Question

TA phonograph turntable rotating at $78rev/\min $ slows down and stops in 30 sec after the motor is turned off. Then the revolutions in $rev/\min $ made by it in this time are:
A. 19.5
B. 39
C. 78
D. 156

Answer 1

Hint: Here we have to write the revolutions $\theta $ by assuming the given initial angular velocity and find the time after 30 sec. here we have to find $\alpha $ which is angular acceleration. And as the phonograph turntable speed slows down such that angular acceleration should be negative.

Complete solution step by step:
As given above that initial angular velocity ${{\omega }_{i}}=78rpm$ and also the final angular velocity will be,
${{\omega }_{f}}=0rpm$

As the phonograph speed slows down hence after 30 sec it stops thus the given time will be $0.5\min $ .
Or,
$t=\dfrac{30}{60}\min $
$\Rightarrow t=0.5\min $

Now the angular acceleration is given as,
$\alpha =\dfrac{{{\omega }_{f}}-{{\omega }_{i}}}{t}$
$\alpha =\dfrac{0-78}{0.5}$
$\alpha =-156rev/{{\min }^{2}}$

It is negative because the speed of the phonograph slows down and angular velocity of the turn-table decreases over time.
Now,
$\theta ={{\omega }_{i}}t+\dfrac{1}{2}\alpha {{t}^{2}}$ eq. (1)

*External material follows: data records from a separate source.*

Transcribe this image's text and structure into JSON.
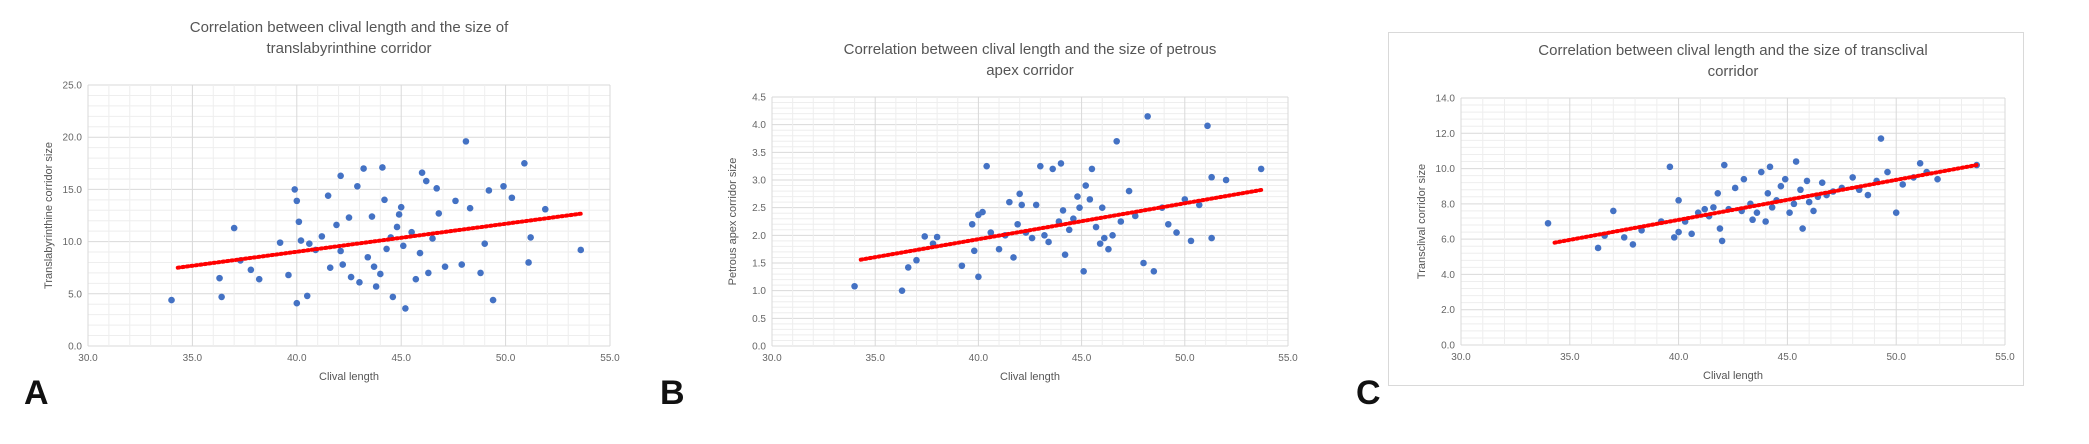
{
  "figure": {
    "panel_labels": [
      "A",
      "B",
      "C"
    ]
  },
  "chart_data": [
    {
      "type": "scatter",
      "title_lines": [
        "Correlation between clival length and the size of",
        "translabyrinthine corridor"
      ],
      "xlabel": "Clival length",
      "ylabel": "Translabyrinthine corridor size",
      "xlim": [
        30.0,
        55.0
      ],
      "ylim": [
        0.0,
        25.0
      ],
      "x_ticks": [
        "30.0",
        "35.0",
        "40.0",
        "45.0",
        "50.0",
        "55.0"
      ],
      "y_ticks": [
        "0.0",
        "5.0",
        "10.0",
        "15.0",
        "20.0",
        "25.0"
      ],
      "grid": true,
      "point_color": "#4472c4",
      "trendline_color": "#ff0000",
      "trendline": {
        "x": [
          34.3,
          53.7
        ],
        "y": [
          7.5,
          12.7
        ]
      },
      "points": [
        [
          34.0,
          4.4
        ],
        [
          36.3,
          6.5
        ],
        [
          36.4,
          4.7
        ],
        [
          37.0,
          11.3
        ],
        [
          37.3,
          8.2
        ],
        [
          37.8,
          7.3
        ],
        [
          38.2,
          6.4
        ],
        [
          39.2,
          9.9
        ],
        [
          39.6,
          6.8
        ],
        [
          39.9,
          15.0
        ],
        [
          40.0,
          13.9
        ],
        [
          40.0,
          4.1
        ],
        [
          40.1,
          11.9
        ],
        [
          40.2,
          10.1
        ],
        [
          40.5,
          4.8
        ],
        [
          40.6,
          9.8
        ],
        [
          40.9,
          9.2
        ],
        [
          41.2,
          10.5
        ],
        [
          41.5,
          14.4
        ],
        [
          41.6,
          7.5
        ],
        [
          41.9,
          11.6
        ],
        [
          42.1,
          16.3
        ],
        [
          42.1,
          9.1
        ],
        [
          42.2,
          7.8
        ],
        [
          42.5,
          12.3
        ],
        [
          42.6,
          6.6
        ],
        [
          42.9,
          15.3
        ],
        [
          43.0,
          6.1
        ],
        [
          43.2,
          17.0
        ],
        [
          43.4,
          8.5
        ],
        [
          43.6,
          12.4
        ],
        [
          43.7,
          7.6
        ],
        [
          43.8,
          5.7
        ],
        [
          44.0,
          6.9
        ],
        [
          44.1,
          17.1
        ],
        [
          44.2,
          14.0
        ],
        [
          44.3,
          9.3
        ],
        [
          44.5,
          10.4
        ],
        [
          44.6,
          4.7
        ],
        [
          44.8,
          11.4
        ],
        [
          44.9,
          12.6
        ],
        [
          45.0,
          13.3
        ],
        [
          45.1,
          9.6
        ],
        [
          45.2,
          3.6
        ],
        [
          45.5,
          10.9
        ],
        [
          45.7,
          6.4
        ],
        [
          45.9,
          8.9
        ],
        [
          46.0,
          16.6
        ],
        [
          46.2,
          15.8
        ],
        [
          46.3,
          7.0
        ],
        [
          46.5,
          10.3
        ],
        [
          46.7,
          15.1
        ],
        [
          46.8,
          12.7
        ],
        [
          47.1,
          7.6
        ],
        [
          47.6,
          13.9
        ],
        [
          47.9,
          7.8
        ],
        [
          48.1,
          19.6
        ],
        [
          48.3,
          13.2
        ],
        [
          48.8,
          7.0
        ],
        [
          49.0,
          9.8
        ],
        [
          49.2,
          14.9
        ],
        [
          49.4,
          4.4
        ],
        [
          49.9,
          15.3
        ],
        [
          50.3,
          14.2
        ],
        [
          50.9,
          17.5
        ],
        [
          51.1,
          8.0
        ],
        [
          51.2,
          10.4
        ],
        [
          51.9,
          13.1
        ],
        [
          53.6,
          9.2
        ]
      ]
    },
    {
      "type": "scatter",
      "title_lines": [
        "Correlation between clival length and the size of petrous",
        "apex corridor"
      ],
      "xlabel": "Clival length",
      "ylabel": "Petrous apex corridor size",
      "xlim": [
        30.0,
        55.0
      ],
      "ylim": [
        0.0,
        4.5
      ],
      "x_ticks": [
        "30.0",
        "35.0",
        "40.0",
        "45.0",
        "50.0",
        "55.0"
      ],
      "y_ticks": [
        "0.0",
        "0.5",
        "1.0",
        "1.5",
        "2.0",
        "2.5",
        "3.0",
        "3.5",
        "4.0",
        "4.5"
      ],
      "grid": true,
      "point_color": "#4472c4",
      "trendline_color": "#ff0000",
      "trendline": {
        "x": [
          34.3,
          53.7
        ],
        "y": [
          1.56,
          2.82
        ]
      },
      "points": [
        [
          34.0,
          1.08
        ],
        [
          36.3,
          1.0
        ],
        [
          36.6,
          1.42
        ],
        [
          37.0,
          1.55
        ],
        [
          37.4,
          1.98
        ],
        [
          37.8,
          1.85
        ],
        [
          38.0,
          1.97
        ],
        [
          39.2,
          1.45
        ],
        [
          39.7,
          2.2
        ],
        [
          39.8,
          1.72
        ],
        [
          40.0,
          2.37
        ],
        [
          40.0,
          1.25
        ],
        [
          40.2,
          2.42
        ],
        [
          40.4,
          3.25
        ],
        [
          40.6,
          2.05
        ],
        [
          41.0,
          1.75
        ],
        [
          41.3,
          2.0
        ],
        [
          41.5,
          2.6
        ],
        [
          41.7,
          1.6
        ],
        [
          41.9,
          2.2
        ],
        [
          42.0,
          2.75
        ],
        [
          42.1,
          2.55
        ],
        [
          42.3,
          2.05
        ],
        [
          42.6,
          1.95
        ],
        [
          42.8,
          2.55
        ],
        [
          43.0,
          3.25
        ],
        [
          43.2,
          2.0
        ],
        [
          43.4,
          1.88
        ],
        [
          43.6,
          3.2
        ],
        [
          43.9,
          2.25
        ],
        [
          44.0,
          3.3
        ],
        [
          44.1,
          2.45
        ],
        [
          44.2,
          1.65
        ],
        [
          44.4,
          2.1
        ],
        [
          44.6,
          2.3
        ],
        [
          44.8,
          2.7
        ],
        [
          44.9,
          2.5
        ],
        [
          45.1,
          1.35
        ],
        [
          45.2,
          2.9
        ],
        [
          45.4,
          2.65
        ],
        [
          45.5,
          3.2
        ],
        [
          45.7,
          2.15
        ],
        [
          45.9,
          1.85
        ],
        [
          46.0,
          2.5
        ],
        [
          46.1,
          1.95
        ],
        [
          46.3,
          1.75
        ],
        [
          46.5,
          2.0
        ],
        [
          46.7,
          3.7
        ],
        [
          46.9,
          2.25
        ],
        [
          47.3,
          2.8
        ],
        [
          47.6,
          2.35
        ],
        [
          48.0,
          1.5
        ],
        [
          48.2,
          4.15
        ],
        [
          48.5,
          1.35
        ],
        [
          48.9,
          2.5
        ],
        [
          49.2,
          2.2
        ],
        [
          49.6,
          2.05
        ],
        [
          50.0,
          2.65
        ],
        [
          50.3,
          1.9
        ],
        [
          50.7,
          2.55
        ],
        [
          51.1,
          3.98
        ],
        [
          51.3,
          3.05
        ],
        [
          51.3,
          1.95
        ],
        [
          52.0,
          3.0
        ],
        [
          53.7,
          3.2
        ]
      ]
    },
    {
      "type": "scatter",
      "title_lines": [
        "Correlation between clival length and the size of transclival",
        "corridor"
      ],
      "xlabel": "Clival length",
      "ylabel": "Transclival corridor size",
      "xlim": [
        30.0,
        55.0
      ],
      "ylim": [
        0.0,
        14.0
      ],
      "x_ticks": [
        "30.0",
        "35.0",
        "40.0",
        "45.0",
        "50.0",
        "55.0"
      ],
      "y_ticks": [
        "0.0",
        "2.0",
        "4.0",
        "6.0",
        "8.0",
        "10.0",
        "12.0",
        "14.0"
      ],
      "grid": true,
      "point_color": "#4472c4",
      "trendline_color": "#ff0000",
      "trendline": {
        "x": [
          34.3,
          53.7
        ],
        "y": [
          5.8,
          10.2
        ]
      },
      "points": [
        [
          34.0,
          6.9
        ],
        [
          36.3,
          5.5
        ],
        [
          36.6,
          6.2
        ],
        [
          37.0,
          7.6
        ],
        [
          37.5,
          6.1
        ],
        [
          37.9,
          5.7
        ],
        [
          38.3,
          6.5
        ],
        [
          39.2,
          7.0
        ],
        [
          39.6,
          10.1
        ],
        [
          39.8,
          6.1
        ],
        [
          40.0,
          6.4
        ],
        [
          40.0,
          8.2
        ],
        [
          40.3,
          7.0
        ],
        [
          40.6,
          6.3
        ],
        [
          40.9,
          7.5
        ],
        [
          41.2,
          7.7
        ],
        [
          41.4,
          7.3
        ],
        [
          41.6,
          7.8
        ],
        [
          41.8,
          8.6
        ],
        [
          41.9,
          6.6
        ],
        [
          42.0,
          5.9
        ],
        [
          42.1,
          10.2
        ],
        [
          42.3,
          7.7
        ],
        [
          42.6,
          8.9
        ],
        [
          42.9,
          7.6
        ],
        [
          43.0,
          9.4
        ],
        [
          43.3,
          8.0
        ],
        [
          43.4,
          7.1
        ],
        [
          43.6,
          7.5
        ],
        [
          43.8,
          9.8
        ],
        [
          44.0,
          7.0
        ],
        [
          44.1,
          8.6
        ],
        [
          44.2,
          10.1
        ],
        [
          44.3,
          7.8
        ],
        [
          44.5,
          8.2
        ],
        [
          44.7,
          9.0
        ],
        [
          44.9,
          9.4
        ],
        [
          45.1,
          7.5
        ],
        [
          45.3,
          8.0
        ],
        [
          45.4,
          10.4
        ],
        [
          45.6,
          8.8
        ],
        [
          45.7,
          6.6
        ],
        [
          45.9,
          9.3
        ],
        [
          46.0,
          8.1
        ],
        [
          46.2,
          7.6
        ],
        [
          46.4,
          8.4
        ],
        [
          46.6,
          9.2
        ],
        [
          46.8,
          8.5
        ],
        [
          47.1,
          8.7
        ],
        [
          47.5,
          8.9
        ],
        [
          48.0,
          9.5
        ],
        [
          48.3,
          8.8
        ],
        [
          48.7,
          8.5
        ],
        [
          49.1,
          9.3
        ],
        [
          49.3,
          11.7
        ],
        [
          49.6,
          9.8
        ],
        [
          50.0,
          7.5
        ],
        [
          50.3,
          9.1
        ],
        [
          50.8,
          9.5
        ],
        [
          51.1,
          10.3
        ],
        [
          51.4,
          9.8
        ],
        [
          51.9,
          9.4
        ],
        [
          53.7,
          10.2
        ]
      ]
    }
  ]
}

Now on putting the value of initial angular velocity, angular acceleration and time. We find revolutions in $rev/\min $ made by phonograph in 30 sec is,
$\theta =78\times 0.5+\dfrac{1}{2}(-156){{(0.5)}^{2}}$
$\theta =39-19.5$
$\theta =19.5rev$

Hence the revolutions in time 30 sec is $19.5rev$. That is option A.

Note:
Phonograph is made in $1900$ to $1925$ and it is observed that it revolves $74$ and $82$ revolutions per minute, then they stabilize at 78 revolutions per minute with the electrical table. The synchronous motor ran at 3600 revolution per minute. With the ratio of $46:1$ gear, this produces a speed of $78.26$ revolution per minute, which became the standard value for the revolution of phonograph.